Сергей Говорухин - Прозрачные леса под Люксембургом (сборник)
И то, как солдаты пили, прижимаясь горячими телами к спасительному холоду скал, и как мучительно тяжело отрывались от них, снимал непослушными руками Левашов.
Расставив посты, вернулся Балабанов. Он присел между Брегером и Шарафутдиновым, впился губами в холодный металл фляжки.
– Люди на пределе, – оторвавшись от фляжки, ни к кому не обращаясь, обронил Ким.
– Что ты предлагаешь? – глядя в карту, спросил Истратов.
– Что я могу предложить…
Истратов сложил карту, сунул ее в командирскую сумку. – По моим расчетам, еще около часа пути…

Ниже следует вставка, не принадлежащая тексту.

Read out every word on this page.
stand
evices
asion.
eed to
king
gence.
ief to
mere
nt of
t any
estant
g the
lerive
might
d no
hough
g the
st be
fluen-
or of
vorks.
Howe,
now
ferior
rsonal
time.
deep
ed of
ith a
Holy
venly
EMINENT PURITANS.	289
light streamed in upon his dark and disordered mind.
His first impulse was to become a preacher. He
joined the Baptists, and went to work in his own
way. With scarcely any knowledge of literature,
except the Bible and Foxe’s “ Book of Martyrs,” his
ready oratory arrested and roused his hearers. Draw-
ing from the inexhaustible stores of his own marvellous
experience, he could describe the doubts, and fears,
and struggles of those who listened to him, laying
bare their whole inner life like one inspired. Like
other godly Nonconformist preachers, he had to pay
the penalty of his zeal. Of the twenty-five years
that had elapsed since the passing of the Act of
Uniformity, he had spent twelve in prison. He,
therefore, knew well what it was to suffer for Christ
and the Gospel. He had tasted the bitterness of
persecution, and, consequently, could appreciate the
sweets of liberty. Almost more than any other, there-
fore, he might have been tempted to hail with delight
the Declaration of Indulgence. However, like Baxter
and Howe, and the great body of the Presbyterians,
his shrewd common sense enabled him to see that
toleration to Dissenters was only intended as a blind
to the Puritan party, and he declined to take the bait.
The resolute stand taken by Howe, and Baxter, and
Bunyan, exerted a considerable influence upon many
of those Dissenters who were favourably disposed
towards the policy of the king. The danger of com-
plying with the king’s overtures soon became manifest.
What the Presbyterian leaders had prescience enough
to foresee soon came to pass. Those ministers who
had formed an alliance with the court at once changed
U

– Три тысячи шестьсот… – подал голос Шарафутдинов.
– Что, Марат?
– Да в часе три тысячи шестьсот секунд, – пояснил Шарафутдинов. – Я до армии бегом занимался. У нас все на секунды мерили…
– На какие дистанции? – спросил Брегер сухими растрескавшимися губами.
– Стометровку, – мечтательно улыбнулся Шарафутдинов. – Десять секунд – и мастер спорта…
– Десять? – не поверил Осипов.
– Десять и четыре десятых. Я даже до кандидата не дотянул…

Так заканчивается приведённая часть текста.